The 12x12's are not suitable for driving on because they are weaker (psi) and a different thickness than a real paver.

The tremendous strength of a paver surface (cars, trucks, 747's, industrial loaders, etc.) are due to the controlled base used. the units are 2 3/8" to at most 4" thick. The pavers are ultr-high strength concrete (8000 psi to 100,000+ psi), so that is not problem. The key is the base materials, installation and the 1" sand setting bed and the vibration of the paver surface to create strength and an interlock for the system to work.

Putting in individual narow strips is not applicable for a good interlocking paver installation.

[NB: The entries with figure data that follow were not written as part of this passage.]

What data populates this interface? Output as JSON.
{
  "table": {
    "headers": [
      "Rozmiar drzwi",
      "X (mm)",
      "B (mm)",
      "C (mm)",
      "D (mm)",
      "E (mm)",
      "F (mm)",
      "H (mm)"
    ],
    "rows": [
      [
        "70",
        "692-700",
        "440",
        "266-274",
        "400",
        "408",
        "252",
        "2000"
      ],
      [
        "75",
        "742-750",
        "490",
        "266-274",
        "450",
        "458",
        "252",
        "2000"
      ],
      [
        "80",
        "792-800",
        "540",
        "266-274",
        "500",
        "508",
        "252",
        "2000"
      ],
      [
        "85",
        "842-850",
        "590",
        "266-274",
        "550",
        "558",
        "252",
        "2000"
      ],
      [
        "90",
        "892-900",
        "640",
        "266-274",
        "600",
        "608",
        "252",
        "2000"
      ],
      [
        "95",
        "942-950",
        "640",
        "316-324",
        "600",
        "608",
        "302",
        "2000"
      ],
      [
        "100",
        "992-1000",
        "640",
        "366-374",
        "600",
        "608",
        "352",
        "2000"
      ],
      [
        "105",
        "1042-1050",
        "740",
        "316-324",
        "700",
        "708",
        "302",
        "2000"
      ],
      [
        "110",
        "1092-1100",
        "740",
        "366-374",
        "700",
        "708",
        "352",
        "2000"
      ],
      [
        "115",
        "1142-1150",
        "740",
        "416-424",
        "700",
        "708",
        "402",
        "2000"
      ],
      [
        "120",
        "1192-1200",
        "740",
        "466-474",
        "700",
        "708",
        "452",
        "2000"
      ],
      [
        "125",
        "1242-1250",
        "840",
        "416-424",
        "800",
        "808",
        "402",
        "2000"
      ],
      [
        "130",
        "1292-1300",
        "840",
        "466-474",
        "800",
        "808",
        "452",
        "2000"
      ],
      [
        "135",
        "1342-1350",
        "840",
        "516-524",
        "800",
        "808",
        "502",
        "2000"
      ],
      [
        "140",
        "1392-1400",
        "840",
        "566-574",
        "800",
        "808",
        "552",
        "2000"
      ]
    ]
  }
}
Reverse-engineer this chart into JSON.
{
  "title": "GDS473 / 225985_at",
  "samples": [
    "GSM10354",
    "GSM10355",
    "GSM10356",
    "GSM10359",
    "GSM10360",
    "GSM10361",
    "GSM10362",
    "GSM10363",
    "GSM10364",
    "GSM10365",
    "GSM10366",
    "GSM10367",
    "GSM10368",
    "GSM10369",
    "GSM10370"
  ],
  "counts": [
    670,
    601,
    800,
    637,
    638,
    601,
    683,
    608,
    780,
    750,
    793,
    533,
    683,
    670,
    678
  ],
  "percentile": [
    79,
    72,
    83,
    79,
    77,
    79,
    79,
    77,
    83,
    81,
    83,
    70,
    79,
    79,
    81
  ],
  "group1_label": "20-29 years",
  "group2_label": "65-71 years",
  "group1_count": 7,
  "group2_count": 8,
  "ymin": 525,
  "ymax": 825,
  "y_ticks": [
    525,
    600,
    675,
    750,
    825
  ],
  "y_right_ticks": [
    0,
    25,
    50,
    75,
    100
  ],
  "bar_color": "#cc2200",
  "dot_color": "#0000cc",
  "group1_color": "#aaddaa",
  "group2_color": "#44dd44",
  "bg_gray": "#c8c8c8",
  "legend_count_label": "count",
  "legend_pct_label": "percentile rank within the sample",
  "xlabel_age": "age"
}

The grid pavers are good for a "green" effect, but if a significant load is involved a very good base is required.

Dick


----------



## Clemsig07 (Apr 13, 2011)

Here is a crude diagram of what I want to do. The question regarding the narrow strip of driveway wasn't that I wanted it to boarder the patio, but I wanted to know what to do to allow a car to pass from the strip driveway to the patio/turnaround. The terrible shaded in area is the planned patio.


----------



## Ron6519 (Mar 28, 2007)

It would help if you detailed the space between the house and the patio.
Any reason you can't just back the car out?
Ron


----------



## Clemsig07 (Apr 13, 2011)

Ron6519 said:


> It would help if you detailed the space between the house and the patio.
> Any reason you can't just back the car out?
> Ron


Back door in the middle of the patio in the plan and is 1 step above ground level. The backyard is flat. The dimensions of the patio are preliminary can change dependent on what works best. 

The house is on a busy road and the road curves past the house making it dangerous to back out on.


----------